The Bulls, who haven't qualified for a bowl game since 2010, slumped to 3-9 last season. That forced the firing of Skip Holtz, who lost 14 of his last 16 games in Big East Conference play.
And it prompted the hiring of Taggart, the former Bradenton Manatee quarterback who celebrated his 37th birthday Tuesday. Taggart, long considered one of the nation's up-and-coming coaching prospects, was 16-20 in three seasons at his alma mater, Western Kentucky University. He inherited a 20-game losing streak. Upon his hiring at USF, Taggart had taken the Hilltoppers to the first bowl game in program history.
“I'm not saying Coach Skip didn't have it, but I see that desire, that fire in his eyes,” Bulls senior defensive end Julius Forte said. “We have something to prove. It's not going out and just trying to win. It's a must-win, and our backs are against the wall.”
“Coach T's mentality is overwhelming,” Bulls junior linebacker Reshard Cliett said. “He has so much energy. We're all affected by it.”
USF was picked to finish fifth in the American Athletic Conference, a collection of Big East holdovers and Conference USA defectors. Taggart's approach to the new league?
“We'd like to be the first team to win it.”

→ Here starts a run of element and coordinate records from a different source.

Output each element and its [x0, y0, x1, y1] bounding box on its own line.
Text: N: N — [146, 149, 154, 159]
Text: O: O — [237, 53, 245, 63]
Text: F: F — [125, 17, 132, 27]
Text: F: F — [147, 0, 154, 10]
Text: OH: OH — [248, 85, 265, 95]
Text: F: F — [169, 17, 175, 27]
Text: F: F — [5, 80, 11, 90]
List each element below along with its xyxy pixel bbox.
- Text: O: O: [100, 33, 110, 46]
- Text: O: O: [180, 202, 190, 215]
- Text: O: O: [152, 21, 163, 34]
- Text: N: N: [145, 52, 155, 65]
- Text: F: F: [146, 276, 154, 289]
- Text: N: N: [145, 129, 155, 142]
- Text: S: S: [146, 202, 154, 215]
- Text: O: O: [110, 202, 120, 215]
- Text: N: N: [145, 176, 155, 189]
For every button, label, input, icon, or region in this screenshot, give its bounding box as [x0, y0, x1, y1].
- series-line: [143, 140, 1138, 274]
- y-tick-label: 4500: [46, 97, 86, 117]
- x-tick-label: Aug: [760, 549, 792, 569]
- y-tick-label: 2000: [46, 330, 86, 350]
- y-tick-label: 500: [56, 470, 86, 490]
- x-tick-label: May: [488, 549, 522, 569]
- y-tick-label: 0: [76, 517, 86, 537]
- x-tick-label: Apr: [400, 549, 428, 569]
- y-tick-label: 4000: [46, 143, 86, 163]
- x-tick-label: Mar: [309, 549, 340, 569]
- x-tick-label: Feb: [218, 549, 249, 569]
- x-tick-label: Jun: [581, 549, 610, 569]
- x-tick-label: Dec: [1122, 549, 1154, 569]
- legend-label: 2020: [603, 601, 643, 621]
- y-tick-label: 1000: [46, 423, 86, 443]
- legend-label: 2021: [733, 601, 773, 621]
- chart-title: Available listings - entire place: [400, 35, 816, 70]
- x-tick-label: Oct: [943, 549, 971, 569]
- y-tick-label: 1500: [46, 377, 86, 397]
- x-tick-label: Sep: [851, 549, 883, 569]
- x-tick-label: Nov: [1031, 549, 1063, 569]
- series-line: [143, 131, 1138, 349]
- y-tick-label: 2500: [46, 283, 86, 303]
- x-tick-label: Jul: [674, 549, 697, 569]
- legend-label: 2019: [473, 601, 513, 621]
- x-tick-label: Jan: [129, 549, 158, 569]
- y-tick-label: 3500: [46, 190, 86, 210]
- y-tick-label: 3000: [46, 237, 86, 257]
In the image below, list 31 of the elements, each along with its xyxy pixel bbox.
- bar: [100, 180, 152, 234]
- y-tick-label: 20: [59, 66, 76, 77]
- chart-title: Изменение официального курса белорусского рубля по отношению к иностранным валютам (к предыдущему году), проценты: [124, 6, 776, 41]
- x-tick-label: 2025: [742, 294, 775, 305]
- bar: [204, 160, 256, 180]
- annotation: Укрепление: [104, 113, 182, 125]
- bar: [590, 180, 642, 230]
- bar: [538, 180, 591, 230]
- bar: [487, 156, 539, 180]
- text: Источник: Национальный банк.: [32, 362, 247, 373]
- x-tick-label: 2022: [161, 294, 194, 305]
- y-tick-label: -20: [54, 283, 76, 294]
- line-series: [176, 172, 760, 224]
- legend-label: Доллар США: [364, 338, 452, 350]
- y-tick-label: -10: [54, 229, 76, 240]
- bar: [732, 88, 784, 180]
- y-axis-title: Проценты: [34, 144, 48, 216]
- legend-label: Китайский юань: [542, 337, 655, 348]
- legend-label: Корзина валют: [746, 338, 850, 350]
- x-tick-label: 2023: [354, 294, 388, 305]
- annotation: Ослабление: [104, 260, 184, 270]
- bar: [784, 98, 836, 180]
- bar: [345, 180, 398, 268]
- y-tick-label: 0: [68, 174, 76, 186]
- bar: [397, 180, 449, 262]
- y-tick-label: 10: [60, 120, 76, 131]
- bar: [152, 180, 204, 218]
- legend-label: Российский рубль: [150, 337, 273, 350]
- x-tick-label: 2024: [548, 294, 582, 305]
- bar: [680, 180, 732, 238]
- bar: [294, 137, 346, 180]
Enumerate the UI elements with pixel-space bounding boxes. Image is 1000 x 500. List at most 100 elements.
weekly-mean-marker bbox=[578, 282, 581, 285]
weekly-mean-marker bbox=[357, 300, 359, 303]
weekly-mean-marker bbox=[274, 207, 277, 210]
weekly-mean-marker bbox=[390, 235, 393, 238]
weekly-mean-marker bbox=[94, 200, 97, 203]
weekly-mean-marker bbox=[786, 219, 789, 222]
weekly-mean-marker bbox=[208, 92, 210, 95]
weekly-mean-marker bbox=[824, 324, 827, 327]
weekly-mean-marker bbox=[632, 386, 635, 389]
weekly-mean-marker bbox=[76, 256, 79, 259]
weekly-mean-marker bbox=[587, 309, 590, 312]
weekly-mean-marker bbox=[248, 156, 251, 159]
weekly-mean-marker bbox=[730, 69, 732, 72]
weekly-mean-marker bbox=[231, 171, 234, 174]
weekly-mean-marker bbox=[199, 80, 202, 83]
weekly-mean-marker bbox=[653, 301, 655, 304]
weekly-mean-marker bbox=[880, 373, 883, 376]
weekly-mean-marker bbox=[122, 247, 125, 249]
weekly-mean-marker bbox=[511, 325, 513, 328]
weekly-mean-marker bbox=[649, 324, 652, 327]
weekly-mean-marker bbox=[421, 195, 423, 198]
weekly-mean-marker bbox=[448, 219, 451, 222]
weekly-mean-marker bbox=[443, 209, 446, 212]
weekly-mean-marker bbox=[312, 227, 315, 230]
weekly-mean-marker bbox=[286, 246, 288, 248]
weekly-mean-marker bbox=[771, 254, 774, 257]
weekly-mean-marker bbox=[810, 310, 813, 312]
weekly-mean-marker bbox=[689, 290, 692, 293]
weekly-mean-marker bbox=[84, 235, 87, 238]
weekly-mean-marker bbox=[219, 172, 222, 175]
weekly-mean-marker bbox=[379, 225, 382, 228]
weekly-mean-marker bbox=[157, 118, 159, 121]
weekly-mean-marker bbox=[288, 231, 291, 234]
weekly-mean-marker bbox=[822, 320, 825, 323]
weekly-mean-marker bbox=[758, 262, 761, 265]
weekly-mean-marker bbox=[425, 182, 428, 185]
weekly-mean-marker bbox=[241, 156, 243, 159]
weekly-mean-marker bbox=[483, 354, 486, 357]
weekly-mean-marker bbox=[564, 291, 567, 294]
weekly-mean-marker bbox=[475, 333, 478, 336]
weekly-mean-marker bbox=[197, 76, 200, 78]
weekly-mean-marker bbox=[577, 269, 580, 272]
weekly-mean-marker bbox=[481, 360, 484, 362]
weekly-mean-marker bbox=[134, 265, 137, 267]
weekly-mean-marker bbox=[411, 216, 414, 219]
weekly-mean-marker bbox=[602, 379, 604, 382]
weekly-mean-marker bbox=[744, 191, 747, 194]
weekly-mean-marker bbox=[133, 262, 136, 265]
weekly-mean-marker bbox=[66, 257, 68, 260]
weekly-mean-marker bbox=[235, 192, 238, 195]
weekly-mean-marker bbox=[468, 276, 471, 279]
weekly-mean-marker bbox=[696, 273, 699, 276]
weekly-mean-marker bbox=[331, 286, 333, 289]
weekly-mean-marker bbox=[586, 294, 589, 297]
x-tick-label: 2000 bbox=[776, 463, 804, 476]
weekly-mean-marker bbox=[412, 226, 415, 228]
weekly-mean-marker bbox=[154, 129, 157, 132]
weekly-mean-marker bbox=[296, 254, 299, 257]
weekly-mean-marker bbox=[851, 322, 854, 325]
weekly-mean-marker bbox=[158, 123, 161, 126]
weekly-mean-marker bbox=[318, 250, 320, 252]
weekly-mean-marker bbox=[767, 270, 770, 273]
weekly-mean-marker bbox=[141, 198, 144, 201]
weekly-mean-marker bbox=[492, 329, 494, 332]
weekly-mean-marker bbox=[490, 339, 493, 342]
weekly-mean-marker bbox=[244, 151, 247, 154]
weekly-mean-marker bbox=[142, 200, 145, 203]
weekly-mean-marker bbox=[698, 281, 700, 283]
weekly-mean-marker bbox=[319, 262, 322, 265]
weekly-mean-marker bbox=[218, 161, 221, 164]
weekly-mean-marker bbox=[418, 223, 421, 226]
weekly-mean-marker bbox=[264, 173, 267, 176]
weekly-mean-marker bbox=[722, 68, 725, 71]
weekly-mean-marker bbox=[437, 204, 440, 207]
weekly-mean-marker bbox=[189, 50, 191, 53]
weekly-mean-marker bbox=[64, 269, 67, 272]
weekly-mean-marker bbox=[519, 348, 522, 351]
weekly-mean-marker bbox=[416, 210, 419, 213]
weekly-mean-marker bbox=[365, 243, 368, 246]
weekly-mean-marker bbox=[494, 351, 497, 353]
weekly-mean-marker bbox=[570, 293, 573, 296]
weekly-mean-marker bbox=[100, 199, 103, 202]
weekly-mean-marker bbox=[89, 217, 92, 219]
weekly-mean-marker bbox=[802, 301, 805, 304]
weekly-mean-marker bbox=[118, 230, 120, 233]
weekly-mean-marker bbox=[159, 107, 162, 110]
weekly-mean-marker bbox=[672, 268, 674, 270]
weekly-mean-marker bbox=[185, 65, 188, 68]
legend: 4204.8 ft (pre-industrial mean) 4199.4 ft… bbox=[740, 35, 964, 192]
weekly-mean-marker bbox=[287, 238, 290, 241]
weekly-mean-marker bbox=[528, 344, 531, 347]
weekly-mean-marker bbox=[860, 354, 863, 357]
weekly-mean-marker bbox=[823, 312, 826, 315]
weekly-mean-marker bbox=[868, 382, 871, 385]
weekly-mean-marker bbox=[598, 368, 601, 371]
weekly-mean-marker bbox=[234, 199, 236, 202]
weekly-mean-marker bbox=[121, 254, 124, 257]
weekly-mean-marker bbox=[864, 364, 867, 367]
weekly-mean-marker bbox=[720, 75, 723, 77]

“Look, we're here to win now,'' said Taggart, who signed a five-year, $5.75-million contract. “We didn't come here to take a while. That's how I've always been. We talk about doing the job now, and we want players to understand that.
“What do you tell your players if you say, 'Let's get better, go through the motions, in two or three years we'll have it where we want to be?' No, we're looking to win right away, right now.”
Taggart intends to win with a run-oriented, efficient offense, a smart quarterback, an emphasis on the tight end and a fast, physical defense. He wants toughness and strength at all positions, so the offseason conditioning program was heightened. He's a protégé of Jim Harbaugh, so USF, ideally, will resemble Stanford or the San Francisco 49ers.
“Winning is not complicated,” Taggart said. “People complicate it. We can't complicate this thing. It's simple. Do it right. Work hard. Get better every day.”
Maybe then USF can tap into the potential that has been talked about, but largely unrealized, throughout the program's 17-season history.
Taggart said he knows the Bulls are overdue to capture a conference title. He realizes the recruiting must be upgraded and sustained. What then? Start up the bus.
“It's not just the players and coaches, it's everyone who's embedded in this program,” Taggart said. “Our fans can take us to a level of performance that we can't do by ourselves.
“Let's pack Ray-Jay. Let's make it hard for anyone coming in. Let's be passionate about this university. And let's do it all together. We need everybody. We've got a big bus now.”